A representative set of monitoring locations were taken from NOAA data that had both years of interest (1950 and 2022). The information was collected so as to spread the measurements across the continental United States. Daily high and low temperatures are given for each of 24 weather stations.
Format
A data frame with 17250 observations on the following 9 variables.
- station
Station ID, measurements from 24 stations.
- name
Name of the station.
- latitude
Latitude of the station.
- longitude
Longitude of the station.
- elevation
Elevation of the station.
- date
Date of observed temperature.
- tmax
High temp for the observed day.
- tmin
Low temp for the observed day.
- year
Factor variable for year, levels:
1950
and2022
.
Source
https://www.ncei.noaa.gov/cdo-web/, retrieved 2023-09-23.
Details
Please keep in mind that these are two annual snapshots from a few dozen arbitrarily selected weather stations. A complete analysis would consider more than two years of data and a more precise random sample uniformly distributed across the United States.
Examples
library(ggplot2)
library(maps)
library(sf)
#> Linking to GEOS 3.10.2, GDAL 3.4.1, PROJ 8.2.1; sf_use_s2() is TRUE
library(dplyr)
# Summarize temperature by station and year for plotting
summarized_temp <- us_temp |>
group_by(station, year, latitude, longitude) |>
summarize(tmax_med = median(tmax, na.rm = TRUE), .groups = "drop") |>
mutate(plot_shift = ifelse(year == "1950", 0, 2))
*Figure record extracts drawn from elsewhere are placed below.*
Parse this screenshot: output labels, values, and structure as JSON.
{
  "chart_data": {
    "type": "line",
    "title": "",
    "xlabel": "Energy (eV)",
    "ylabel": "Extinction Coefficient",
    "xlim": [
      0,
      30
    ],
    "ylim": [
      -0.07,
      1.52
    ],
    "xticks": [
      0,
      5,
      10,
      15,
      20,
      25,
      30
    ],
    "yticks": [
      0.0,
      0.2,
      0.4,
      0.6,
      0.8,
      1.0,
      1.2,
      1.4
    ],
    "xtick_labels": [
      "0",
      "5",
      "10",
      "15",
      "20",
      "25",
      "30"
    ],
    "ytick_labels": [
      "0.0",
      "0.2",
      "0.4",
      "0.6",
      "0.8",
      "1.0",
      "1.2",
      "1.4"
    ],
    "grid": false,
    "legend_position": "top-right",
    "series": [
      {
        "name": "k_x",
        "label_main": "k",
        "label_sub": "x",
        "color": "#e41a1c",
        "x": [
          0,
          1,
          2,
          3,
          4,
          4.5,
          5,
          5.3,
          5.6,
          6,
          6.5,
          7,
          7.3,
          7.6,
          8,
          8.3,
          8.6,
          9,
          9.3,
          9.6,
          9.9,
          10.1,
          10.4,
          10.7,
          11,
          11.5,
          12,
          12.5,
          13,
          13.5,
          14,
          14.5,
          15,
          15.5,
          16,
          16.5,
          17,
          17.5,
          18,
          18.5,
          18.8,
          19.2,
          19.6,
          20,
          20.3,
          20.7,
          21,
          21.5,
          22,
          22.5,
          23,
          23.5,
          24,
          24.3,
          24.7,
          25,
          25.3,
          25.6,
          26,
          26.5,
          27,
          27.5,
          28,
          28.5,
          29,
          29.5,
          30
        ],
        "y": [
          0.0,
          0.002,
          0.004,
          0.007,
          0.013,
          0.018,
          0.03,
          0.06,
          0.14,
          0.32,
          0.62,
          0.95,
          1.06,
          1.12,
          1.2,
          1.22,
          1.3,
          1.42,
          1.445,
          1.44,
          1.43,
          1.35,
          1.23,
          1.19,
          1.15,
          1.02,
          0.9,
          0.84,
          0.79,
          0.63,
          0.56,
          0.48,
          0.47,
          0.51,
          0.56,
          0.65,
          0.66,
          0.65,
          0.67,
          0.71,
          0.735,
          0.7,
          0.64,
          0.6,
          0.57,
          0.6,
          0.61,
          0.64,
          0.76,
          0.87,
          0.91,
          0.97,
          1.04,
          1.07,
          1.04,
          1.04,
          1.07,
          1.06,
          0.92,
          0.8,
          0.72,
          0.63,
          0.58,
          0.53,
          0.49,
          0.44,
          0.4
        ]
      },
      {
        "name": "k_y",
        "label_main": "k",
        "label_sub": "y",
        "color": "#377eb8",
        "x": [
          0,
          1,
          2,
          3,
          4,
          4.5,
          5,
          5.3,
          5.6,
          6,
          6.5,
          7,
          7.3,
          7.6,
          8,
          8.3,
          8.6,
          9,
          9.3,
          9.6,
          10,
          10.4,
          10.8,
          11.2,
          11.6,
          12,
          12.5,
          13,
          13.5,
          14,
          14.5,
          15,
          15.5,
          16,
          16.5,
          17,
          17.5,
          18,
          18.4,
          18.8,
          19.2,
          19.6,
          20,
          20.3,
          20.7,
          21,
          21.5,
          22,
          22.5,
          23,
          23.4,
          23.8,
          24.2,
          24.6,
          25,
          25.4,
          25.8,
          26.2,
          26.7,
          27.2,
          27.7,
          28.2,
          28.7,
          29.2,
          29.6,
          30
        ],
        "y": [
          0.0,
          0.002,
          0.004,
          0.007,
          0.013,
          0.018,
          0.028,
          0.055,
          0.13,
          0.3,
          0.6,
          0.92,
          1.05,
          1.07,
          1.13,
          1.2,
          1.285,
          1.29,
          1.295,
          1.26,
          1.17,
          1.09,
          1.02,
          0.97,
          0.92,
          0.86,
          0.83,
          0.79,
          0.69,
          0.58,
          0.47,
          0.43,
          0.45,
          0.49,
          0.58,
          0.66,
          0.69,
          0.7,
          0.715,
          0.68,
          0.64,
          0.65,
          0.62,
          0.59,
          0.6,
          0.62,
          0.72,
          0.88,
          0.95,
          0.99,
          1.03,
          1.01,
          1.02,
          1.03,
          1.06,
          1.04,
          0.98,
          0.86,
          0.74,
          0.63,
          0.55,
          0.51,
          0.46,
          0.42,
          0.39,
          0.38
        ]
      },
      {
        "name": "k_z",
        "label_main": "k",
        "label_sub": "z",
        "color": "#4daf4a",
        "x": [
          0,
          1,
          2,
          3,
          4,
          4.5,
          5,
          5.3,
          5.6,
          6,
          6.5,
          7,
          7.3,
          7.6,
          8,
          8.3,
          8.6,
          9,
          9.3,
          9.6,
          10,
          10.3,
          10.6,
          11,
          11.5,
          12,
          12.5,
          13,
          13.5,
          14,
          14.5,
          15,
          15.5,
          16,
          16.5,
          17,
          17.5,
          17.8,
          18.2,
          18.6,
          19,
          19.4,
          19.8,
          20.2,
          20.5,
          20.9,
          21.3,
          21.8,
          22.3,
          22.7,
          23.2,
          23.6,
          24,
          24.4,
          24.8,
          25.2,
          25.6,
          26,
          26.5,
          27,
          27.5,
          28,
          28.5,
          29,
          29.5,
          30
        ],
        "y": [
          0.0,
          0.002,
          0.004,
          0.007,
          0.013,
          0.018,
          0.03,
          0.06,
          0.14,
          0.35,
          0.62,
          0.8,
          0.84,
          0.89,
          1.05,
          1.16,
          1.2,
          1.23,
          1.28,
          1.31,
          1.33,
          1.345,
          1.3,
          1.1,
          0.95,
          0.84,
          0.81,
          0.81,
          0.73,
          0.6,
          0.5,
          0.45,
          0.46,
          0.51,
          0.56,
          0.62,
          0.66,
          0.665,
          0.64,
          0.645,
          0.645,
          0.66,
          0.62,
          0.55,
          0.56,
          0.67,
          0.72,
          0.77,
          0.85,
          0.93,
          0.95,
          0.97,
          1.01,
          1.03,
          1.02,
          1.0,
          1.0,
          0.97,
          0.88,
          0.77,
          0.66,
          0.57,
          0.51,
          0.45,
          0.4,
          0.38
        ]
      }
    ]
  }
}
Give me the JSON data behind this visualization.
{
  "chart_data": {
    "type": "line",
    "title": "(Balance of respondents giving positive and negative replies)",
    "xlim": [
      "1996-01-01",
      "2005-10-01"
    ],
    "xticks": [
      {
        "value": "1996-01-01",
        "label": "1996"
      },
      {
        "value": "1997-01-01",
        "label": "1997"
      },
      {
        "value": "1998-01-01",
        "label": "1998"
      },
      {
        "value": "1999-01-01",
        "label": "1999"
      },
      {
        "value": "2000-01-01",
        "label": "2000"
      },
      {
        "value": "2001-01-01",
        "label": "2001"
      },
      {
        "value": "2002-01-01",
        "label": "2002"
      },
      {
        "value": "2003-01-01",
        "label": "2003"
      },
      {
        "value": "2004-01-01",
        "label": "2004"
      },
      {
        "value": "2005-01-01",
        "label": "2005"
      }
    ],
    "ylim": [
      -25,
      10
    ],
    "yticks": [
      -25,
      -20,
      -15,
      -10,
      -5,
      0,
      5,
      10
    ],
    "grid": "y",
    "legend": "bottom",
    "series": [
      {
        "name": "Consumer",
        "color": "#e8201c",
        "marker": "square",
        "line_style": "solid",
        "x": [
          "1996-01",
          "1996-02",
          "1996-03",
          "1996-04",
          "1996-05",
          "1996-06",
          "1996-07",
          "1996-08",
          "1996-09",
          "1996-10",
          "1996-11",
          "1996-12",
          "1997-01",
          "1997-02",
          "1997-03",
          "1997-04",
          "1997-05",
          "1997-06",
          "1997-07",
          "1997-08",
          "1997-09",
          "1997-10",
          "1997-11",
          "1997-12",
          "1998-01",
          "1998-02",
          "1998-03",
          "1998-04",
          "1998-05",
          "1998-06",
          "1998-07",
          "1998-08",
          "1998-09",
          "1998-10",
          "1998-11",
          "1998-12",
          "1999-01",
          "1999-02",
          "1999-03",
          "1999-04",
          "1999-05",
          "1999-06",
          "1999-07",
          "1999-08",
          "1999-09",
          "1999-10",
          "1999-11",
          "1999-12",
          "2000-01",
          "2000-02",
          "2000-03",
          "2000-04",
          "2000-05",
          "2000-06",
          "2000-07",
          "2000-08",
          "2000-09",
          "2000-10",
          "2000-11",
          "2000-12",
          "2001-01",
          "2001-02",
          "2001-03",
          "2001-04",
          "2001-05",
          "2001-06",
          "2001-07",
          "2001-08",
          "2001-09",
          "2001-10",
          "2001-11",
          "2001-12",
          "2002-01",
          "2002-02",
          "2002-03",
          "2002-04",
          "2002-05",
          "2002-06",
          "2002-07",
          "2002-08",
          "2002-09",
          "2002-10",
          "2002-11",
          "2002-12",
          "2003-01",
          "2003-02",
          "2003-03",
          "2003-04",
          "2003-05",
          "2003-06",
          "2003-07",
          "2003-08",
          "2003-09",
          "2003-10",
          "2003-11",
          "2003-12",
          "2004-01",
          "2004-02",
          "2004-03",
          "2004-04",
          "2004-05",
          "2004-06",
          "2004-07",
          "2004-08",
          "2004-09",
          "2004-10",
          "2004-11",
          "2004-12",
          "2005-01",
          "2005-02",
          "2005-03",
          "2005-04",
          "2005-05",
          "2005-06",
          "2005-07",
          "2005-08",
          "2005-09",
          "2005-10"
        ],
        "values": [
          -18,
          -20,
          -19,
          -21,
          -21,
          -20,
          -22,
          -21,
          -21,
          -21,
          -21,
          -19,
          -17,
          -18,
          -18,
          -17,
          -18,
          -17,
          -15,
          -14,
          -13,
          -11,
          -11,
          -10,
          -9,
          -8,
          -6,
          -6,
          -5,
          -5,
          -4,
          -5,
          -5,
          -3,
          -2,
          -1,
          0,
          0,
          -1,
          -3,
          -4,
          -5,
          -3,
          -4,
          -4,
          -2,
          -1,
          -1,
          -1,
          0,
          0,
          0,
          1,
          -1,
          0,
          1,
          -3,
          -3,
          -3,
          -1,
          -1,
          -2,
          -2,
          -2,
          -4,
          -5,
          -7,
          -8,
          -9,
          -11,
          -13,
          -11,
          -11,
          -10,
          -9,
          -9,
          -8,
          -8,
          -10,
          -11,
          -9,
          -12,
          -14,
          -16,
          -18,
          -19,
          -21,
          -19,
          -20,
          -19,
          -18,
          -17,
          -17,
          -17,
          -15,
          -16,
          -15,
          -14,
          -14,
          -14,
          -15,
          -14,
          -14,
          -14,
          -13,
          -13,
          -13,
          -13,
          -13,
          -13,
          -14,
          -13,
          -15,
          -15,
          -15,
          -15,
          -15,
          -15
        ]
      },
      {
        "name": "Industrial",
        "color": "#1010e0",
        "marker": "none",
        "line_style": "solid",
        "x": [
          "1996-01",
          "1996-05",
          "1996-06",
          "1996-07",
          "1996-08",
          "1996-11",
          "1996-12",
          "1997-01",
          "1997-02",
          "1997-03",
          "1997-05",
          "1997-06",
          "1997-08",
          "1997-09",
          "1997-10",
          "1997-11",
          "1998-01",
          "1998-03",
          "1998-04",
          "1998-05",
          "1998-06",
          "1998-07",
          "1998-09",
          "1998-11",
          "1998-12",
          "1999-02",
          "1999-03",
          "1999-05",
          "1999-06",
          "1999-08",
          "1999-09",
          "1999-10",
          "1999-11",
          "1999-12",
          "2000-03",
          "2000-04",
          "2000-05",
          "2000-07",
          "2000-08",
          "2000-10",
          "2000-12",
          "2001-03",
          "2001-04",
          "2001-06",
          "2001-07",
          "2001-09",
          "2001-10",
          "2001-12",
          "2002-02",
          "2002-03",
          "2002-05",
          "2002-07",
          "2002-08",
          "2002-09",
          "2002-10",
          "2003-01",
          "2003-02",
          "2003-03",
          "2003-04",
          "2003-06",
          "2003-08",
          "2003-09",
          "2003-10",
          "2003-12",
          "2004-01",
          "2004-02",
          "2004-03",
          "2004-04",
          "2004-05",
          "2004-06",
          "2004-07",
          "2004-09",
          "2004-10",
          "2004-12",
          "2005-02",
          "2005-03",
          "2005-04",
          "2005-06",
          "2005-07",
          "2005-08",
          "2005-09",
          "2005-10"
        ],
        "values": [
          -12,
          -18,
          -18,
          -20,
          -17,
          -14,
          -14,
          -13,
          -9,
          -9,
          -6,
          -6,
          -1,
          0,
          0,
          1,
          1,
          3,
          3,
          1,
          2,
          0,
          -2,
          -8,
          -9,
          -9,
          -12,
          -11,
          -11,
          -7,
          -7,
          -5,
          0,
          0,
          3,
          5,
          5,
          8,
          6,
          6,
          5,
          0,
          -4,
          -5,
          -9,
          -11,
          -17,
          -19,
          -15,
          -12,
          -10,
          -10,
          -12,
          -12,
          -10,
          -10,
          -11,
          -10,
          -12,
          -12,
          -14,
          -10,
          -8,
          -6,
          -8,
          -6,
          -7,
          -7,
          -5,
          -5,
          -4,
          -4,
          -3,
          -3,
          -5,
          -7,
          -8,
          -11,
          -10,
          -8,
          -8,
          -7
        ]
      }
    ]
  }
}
# Make a map of the US as a baseline
usa <- st_as_sf(maps::map("state", fill = TRUE, plot = FALSE))
# Layer the US map with summarized temperatures
ggplot(data = usa) +
geom_sf() +
geom_point(
data = summarized_temp,
aes(x = longitude + plot_shift, y = latitude, fill = tmax_med, shape = year),
color = "black", size = 3
) +
scale_fill_gradient(high = "red", low = "yellow") +
scale_shape_manual(values = c(21, 24)) +
labs(
title = "Median high temperature, 1950 and 2022",
x = "Longitude",
y = "Latitude",
fill = "Median\nhigh temp",
shape = "Year"
)